I feel that Nasa is feeling the need to report smaller finding to justify the expense of the two rovers which cost over $280 million dollars.I have been very interested at the possibility of discovering life on mars. I have tracked it from the very beggining when spirit landed, and desperately waited for the arrival of opportunity.Lately I have personally dubbed the rovers "missed opportunity" and "diminishing spirit." I feel it is greatly justified because NASA is stringing us along like sheep."oooh" and "Ahhhh." Big F%cking deal. GO EXPLORE CYDONIA!!!!! Instead they are wasting the tax payers money by taking a joy ride in the middle of the galactic desert. From my knowledge cydonia offers way more in the feilds of scientific controversy and promising data.Not to mention puting to rest alot of unanswered questions.One more thing.Why dont you use that suite of tools on the rovers and get your head out of your ass and look in greater depth of the Flying Object that was so breifly mentioned in the martian sky. You Wont Nasa!!!! Its not important to you!!!! And by the way, thanks alot for the beefed up news briefing. I thought maybe you had found something important for a second :}

Posted by: preston at March 24, 2004 12:37 PM

A NASA Tip of the Hat to Richard Hoagland, whose paper "Mars Tidal Model" pretty much predicted what NASA is now confirming would have been nice. Considering that recently Robert Britt on Space.com and The Bad Astronomer have ganged up on Hoagland --and NASA sat there quietly and let them-- it would be nice for someone to say:
hey, you know what, Hoagland was right about this!

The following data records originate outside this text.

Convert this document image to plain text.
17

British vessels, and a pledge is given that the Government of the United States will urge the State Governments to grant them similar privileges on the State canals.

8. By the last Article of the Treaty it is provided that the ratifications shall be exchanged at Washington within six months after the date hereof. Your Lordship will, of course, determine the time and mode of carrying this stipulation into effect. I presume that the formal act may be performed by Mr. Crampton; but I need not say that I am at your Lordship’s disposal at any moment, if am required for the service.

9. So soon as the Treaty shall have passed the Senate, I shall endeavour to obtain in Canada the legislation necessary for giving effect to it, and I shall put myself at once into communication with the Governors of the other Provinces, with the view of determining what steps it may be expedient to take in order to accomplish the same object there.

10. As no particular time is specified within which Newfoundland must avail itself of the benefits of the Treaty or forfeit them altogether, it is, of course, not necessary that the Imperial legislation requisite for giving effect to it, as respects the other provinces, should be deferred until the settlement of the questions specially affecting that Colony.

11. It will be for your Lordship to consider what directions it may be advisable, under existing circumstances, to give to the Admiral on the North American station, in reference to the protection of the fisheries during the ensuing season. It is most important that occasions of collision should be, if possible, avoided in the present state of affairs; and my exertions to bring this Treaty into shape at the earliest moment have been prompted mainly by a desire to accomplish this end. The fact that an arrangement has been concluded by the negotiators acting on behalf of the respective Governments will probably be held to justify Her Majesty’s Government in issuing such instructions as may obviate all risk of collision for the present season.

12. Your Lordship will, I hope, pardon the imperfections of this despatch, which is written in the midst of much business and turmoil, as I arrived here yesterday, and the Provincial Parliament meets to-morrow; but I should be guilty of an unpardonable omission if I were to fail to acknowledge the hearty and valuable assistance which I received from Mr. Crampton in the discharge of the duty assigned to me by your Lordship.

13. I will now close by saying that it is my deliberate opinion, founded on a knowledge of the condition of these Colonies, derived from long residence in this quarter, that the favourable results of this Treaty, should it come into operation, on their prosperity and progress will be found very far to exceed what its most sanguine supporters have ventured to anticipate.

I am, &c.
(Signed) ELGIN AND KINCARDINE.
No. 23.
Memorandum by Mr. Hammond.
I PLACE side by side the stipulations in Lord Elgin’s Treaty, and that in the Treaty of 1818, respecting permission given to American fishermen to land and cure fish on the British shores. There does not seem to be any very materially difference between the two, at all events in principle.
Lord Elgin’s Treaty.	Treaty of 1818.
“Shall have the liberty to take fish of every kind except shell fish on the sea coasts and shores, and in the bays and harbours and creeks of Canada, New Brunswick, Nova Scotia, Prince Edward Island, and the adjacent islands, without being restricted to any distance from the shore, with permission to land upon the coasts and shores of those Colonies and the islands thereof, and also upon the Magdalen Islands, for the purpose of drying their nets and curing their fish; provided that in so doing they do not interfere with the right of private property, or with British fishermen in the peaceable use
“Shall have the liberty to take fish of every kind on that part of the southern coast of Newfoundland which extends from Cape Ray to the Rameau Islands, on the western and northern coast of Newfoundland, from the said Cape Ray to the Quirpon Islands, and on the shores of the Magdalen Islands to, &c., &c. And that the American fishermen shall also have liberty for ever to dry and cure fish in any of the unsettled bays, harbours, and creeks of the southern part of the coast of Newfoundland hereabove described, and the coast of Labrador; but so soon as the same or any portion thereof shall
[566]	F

Posted by: Stuart at March 24, 2004 12:58 PM

J Weikle at March 24, 2004 11:45 AM

That was a great story and had some lovely notions attached to it.
==========================
The universe is bound with many mysteries to yet resolve and probably will always remain this way.

Sedna has just added a new mystery to our own backyard and adds a new dimension to the very existence and birth of our solar system. Sedna could of only got into the orbit she is in now by a proto-planetary disk ejection from a birth star or from another system where white or brown dwarfs exist in the Ort cloud.

So here we are still trying to understand some of the basic fundamentals of creation in so many places, including that all so enticing Martian system.

I have no doubt that there is/was life on Mars and Earth is one of the last in this massive evolutionary chain of life events.